The chairman of Hungary’s second-largest listed bank came under a smear campaign by government-friendly media. Police raids targeted the offices of FHB and other business interests of the banker. Under pressure, in October of 2016, he resigned and sold almost all of his stakes in FHB and later he exited from his media empire.

FHB was pushed aside from its role of controlling the country’s saving cooperatives. Takarekbank, the central bank of the integration process, took over FHB in 2017 and delisted its shares from the Budapest Stock Exchange. The takeover enjoyed the support of the government, which wanted to speed up the reorganisation of the sector.
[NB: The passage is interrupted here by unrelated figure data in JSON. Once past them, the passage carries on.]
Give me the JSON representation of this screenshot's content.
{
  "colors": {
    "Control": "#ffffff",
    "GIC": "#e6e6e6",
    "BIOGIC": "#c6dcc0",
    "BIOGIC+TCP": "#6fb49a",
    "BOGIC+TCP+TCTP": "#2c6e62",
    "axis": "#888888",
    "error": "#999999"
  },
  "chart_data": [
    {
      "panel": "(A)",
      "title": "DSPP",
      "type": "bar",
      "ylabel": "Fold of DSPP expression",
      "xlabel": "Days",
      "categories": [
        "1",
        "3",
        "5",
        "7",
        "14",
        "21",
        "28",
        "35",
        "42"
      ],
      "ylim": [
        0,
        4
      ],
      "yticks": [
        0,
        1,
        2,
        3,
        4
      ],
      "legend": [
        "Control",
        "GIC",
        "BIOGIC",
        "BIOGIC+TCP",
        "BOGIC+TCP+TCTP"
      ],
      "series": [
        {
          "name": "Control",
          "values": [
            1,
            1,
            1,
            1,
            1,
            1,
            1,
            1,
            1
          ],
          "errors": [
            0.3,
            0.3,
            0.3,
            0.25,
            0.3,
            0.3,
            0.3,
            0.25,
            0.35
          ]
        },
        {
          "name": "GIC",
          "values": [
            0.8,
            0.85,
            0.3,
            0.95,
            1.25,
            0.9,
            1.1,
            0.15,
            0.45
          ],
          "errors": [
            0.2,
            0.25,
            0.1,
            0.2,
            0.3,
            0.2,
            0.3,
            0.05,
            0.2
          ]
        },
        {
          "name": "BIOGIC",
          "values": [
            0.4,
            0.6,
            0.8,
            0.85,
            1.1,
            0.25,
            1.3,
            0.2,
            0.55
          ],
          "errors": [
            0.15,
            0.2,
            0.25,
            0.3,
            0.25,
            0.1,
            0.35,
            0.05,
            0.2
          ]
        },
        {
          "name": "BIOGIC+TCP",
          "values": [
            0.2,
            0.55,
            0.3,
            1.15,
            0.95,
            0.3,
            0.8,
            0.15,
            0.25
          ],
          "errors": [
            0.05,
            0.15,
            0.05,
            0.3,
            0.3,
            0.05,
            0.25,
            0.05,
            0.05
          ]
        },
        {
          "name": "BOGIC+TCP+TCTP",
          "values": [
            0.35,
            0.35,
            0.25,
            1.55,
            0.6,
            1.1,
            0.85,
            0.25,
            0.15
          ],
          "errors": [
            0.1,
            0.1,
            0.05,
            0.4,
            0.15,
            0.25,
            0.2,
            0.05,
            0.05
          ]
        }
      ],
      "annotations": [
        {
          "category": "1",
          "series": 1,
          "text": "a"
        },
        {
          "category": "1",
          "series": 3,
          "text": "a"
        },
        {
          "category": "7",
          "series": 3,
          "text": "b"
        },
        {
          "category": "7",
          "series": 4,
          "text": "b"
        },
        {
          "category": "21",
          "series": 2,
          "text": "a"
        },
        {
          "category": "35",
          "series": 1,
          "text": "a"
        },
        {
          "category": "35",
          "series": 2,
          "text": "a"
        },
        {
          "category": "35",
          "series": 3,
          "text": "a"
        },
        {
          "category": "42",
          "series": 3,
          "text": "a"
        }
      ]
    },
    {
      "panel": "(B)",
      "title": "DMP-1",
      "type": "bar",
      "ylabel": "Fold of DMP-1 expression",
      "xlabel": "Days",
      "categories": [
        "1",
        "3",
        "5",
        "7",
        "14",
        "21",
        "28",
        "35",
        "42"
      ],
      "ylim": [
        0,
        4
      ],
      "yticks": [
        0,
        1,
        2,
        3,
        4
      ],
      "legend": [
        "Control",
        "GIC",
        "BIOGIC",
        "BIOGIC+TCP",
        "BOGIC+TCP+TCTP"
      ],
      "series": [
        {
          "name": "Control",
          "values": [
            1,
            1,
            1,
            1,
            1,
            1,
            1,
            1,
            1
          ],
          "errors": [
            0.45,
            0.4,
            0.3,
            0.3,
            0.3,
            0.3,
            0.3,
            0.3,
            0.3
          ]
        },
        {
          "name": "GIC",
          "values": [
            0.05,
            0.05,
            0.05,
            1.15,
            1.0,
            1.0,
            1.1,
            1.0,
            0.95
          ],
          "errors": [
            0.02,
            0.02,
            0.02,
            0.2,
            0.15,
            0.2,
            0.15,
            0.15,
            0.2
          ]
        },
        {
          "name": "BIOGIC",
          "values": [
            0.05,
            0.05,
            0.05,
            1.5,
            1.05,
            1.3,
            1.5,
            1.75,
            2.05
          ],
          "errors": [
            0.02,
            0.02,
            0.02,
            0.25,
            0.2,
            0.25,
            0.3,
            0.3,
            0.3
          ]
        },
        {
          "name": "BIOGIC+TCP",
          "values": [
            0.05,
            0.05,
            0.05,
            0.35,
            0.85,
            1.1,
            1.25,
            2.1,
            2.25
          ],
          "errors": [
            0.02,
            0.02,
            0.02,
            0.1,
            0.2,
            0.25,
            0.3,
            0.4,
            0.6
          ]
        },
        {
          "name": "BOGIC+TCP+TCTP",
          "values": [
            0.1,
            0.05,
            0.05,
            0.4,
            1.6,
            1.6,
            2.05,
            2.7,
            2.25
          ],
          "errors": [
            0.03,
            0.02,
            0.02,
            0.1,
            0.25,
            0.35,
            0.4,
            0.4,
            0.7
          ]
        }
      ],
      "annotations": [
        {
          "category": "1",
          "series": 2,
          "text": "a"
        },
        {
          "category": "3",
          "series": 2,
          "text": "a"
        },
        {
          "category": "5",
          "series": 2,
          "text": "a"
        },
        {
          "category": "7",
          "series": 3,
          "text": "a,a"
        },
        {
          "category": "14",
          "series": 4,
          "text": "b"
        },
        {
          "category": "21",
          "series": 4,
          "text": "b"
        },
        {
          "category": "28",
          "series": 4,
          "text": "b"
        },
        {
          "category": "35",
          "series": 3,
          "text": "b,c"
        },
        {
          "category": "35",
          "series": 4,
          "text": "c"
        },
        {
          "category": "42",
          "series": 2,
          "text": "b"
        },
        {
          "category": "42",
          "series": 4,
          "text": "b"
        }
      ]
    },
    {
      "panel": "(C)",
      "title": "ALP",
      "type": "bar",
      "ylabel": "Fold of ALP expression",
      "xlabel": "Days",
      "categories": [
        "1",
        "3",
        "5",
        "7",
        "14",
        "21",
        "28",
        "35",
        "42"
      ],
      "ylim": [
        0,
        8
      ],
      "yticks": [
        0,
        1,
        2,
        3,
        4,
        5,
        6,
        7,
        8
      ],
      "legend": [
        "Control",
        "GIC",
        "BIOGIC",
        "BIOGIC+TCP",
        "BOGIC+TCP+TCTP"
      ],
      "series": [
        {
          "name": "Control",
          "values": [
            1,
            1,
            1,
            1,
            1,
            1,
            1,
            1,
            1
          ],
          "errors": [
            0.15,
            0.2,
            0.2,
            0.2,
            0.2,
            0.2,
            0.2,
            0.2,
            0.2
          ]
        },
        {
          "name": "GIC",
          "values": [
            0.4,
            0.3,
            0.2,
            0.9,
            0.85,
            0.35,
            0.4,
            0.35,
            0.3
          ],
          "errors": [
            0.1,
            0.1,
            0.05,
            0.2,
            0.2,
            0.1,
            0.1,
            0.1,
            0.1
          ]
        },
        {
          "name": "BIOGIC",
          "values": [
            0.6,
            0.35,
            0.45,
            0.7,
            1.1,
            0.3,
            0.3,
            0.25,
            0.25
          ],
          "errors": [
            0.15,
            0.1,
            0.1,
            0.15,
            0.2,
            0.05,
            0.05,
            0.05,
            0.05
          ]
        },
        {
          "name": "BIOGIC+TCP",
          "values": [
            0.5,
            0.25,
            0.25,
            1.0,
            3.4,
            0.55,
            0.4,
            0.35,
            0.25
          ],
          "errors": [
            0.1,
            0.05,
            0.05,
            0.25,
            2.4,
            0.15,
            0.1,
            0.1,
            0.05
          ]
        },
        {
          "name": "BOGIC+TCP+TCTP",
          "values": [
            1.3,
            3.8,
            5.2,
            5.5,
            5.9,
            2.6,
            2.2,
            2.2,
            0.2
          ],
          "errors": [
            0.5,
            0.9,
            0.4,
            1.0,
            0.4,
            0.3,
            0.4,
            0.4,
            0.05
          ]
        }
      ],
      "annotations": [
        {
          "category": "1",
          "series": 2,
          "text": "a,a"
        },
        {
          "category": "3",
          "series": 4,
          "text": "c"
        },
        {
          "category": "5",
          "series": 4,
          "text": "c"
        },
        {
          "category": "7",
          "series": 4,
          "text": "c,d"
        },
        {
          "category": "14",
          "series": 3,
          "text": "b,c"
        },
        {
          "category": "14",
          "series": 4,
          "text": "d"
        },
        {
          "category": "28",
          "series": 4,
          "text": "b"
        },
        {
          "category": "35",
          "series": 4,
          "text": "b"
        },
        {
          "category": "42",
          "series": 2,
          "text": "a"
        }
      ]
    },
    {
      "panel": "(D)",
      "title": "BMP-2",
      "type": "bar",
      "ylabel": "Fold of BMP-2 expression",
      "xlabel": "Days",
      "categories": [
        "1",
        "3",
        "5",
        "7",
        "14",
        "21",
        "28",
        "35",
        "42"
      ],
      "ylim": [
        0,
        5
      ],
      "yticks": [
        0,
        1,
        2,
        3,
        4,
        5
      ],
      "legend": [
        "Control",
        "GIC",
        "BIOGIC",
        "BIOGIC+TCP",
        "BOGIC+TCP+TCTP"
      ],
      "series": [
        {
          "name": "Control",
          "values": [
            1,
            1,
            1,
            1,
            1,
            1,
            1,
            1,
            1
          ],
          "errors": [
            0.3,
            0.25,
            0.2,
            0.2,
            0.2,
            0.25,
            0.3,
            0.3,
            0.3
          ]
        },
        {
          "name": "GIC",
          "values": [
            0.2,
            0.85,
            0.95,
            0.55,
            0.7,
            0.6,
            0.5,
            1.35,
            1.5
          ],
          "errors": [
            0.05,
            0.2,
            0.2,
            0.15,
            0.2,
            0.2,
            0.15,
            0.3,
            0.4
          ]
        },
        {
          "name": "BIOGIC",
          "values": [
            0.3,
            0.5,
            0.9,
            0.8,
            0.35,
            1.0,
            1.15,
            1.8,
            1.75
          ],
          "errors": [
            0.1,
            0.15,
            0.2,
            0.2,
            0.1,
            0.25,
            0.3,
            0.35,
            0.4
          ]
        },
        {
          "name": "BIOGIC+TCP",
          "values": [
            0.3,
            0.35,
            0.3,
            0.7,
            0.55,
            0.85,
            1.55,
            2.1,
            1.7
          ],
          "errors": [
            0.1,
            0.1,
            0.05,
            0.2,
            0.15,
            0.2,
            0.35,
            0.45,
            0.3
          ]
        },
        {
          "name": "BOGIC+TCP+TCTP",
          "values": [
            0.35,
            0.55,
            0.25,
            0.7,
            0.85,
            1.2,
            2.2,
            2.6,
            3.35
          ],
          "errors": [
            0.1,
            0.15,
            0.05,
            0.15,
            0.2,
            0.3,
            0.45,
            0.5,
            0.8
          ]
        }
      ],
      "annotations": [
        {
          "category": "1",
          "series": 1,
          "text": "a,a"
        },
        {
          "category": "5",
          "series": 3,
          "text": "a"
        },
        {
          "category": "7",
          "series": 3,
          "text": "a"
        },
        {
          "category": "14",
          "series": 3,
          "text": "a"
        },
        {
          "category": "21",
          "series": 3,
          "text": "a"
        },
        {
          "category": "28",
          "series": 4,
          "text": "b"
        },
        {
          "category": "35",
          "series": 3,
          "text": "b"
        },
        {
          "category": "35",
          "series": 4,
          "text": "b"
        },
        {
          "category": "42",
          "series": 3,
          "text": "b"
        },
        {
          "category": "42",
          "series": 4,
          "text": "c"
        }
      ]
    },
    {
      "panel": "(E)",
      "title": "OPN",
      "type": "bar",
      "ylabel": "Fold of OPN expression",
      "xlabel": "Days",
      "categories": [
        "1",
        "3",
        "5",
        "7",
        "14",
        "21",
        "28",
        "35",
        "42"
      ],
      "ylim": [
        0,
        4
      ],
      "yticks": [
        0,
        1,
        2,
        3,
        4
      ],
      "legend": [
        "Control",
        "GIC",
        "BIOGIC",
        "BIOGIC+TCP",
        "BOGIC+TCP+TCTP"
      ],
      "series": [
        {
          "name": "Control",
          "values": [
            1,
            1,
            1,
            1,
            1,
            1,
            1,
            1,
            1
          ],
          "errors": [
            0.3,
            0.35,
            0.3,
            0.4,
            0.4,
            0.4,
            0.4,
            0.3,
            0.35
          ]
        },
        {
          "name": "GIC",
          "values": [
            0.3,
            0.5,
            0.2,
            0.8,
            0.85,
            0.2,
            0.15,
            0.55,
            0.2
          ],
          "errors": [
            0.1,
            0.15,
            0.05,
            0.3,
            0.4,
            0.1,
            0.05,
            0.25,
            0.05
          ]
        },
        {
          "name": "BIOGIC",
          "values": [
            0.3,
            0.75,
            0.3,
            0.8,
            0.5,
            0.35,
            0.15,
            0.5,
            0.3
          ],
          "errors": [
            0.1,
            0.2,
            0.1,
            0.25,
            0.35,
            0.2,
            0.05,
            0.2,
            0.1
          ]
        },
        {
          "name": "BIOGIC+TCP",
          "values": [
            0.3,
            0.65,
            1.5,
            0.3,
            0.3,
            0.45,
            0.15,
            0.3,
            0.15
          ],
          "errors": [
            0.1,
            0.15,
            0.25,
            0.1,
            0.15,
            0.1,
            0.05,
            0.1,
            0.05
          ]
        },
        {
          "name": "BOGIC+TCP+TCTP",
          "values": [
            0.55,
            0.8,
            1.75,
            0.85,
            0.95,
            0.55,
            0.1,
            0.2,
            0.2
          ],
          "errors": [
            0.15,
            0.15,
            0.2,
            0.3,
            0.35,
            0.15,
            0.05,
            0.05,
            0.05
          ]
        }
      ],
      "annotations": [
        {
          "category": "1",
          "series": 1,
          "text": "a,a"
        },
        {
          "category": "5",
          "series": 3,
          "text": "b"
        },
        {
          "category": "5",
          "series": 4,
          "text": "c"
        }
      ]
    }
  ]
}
By the end of 2017, the consolidation of the sector was completed after the merger of small units into regional strongholds. Twelve regional savings cooperatives were formed with a stable financial background and a common IT network, and the product portfolio was simplified.

Last week parliament approved a bill that bill would give TakarekBank, the "central bank" for Hungaryʼs integrated savings cooperatives, further powers to decide on uniform products and conditions of service for all savings cooperatives. The bill would also broaden and simplify access to a central IT system that contains client and transaction information for the entire integration.

At Friday’s EGM, shareholders approved the merger of the group's 12 savings cooperatives, three banks limited by shares and Takarek Commercial Bank to a universal commercial bank by 2020. Takarek Mortgage Bank will remain a separate entity, undertaking solely mortgage bond issues and refinancing activities.  

Takarek Group aims to boost annual profit to HUF30bn by 2023 and take a 10% share of the market, it was announced. With HUF2.5 trillion in assets, it is already the fourth largest lender.

The establishment of a modern, universal bank, accessible across the country and active in the area of digitalisation is at the heart of the strategy, said Takarekbank chairman-CEO Jozsef Vida. 

The man behind Hungary's emerging new bank

Vida is a well-known figure in Fidesz business circles. The 45-year old has climbed the career ladder in the savings cooperatives world. In 2015, he became head of B3 Takarekszovetkezet, which was created after the merger of ten smaller savings cooperatives.

The lender has established an amicable business partnership with companies of Lorinc Meszaros, the Hungarian oligarch regularly named as a proxy for the prime minister, and in exchange Vida has been appointed to the leadership of various companies owned by the former mayor of Felcsut, Orban’s home village.

Investigative news site Atlatszo, citing insiders in the banking sector, said that it is more or less a done deal that Takarek Group will be turned into a competitor of Hungary’s largest lender OTP Bank.

This would be carried out by the merger with state-owned Budapest Bank and MKB, which is 49% owned by companies of Meszaros. CEO Adam Balogh, who also holds supervisory and board seats in many of Meszaros' companies, has a 10% stake in the bank while Tamas Szemerey, the owner of smaller lender NHB Bank, holds a 20% stake.

In the last six months, no details have emerged on the possible privatisation of Budapest Bank, but based on an agreement with the European Bank for Reconstruction and Development (EBRD), the government agreed to cede control of the tenth largest bank by assets by 2018 or 2019. The state acquired Budapest Bank from GE Capital for $700mn in 2015.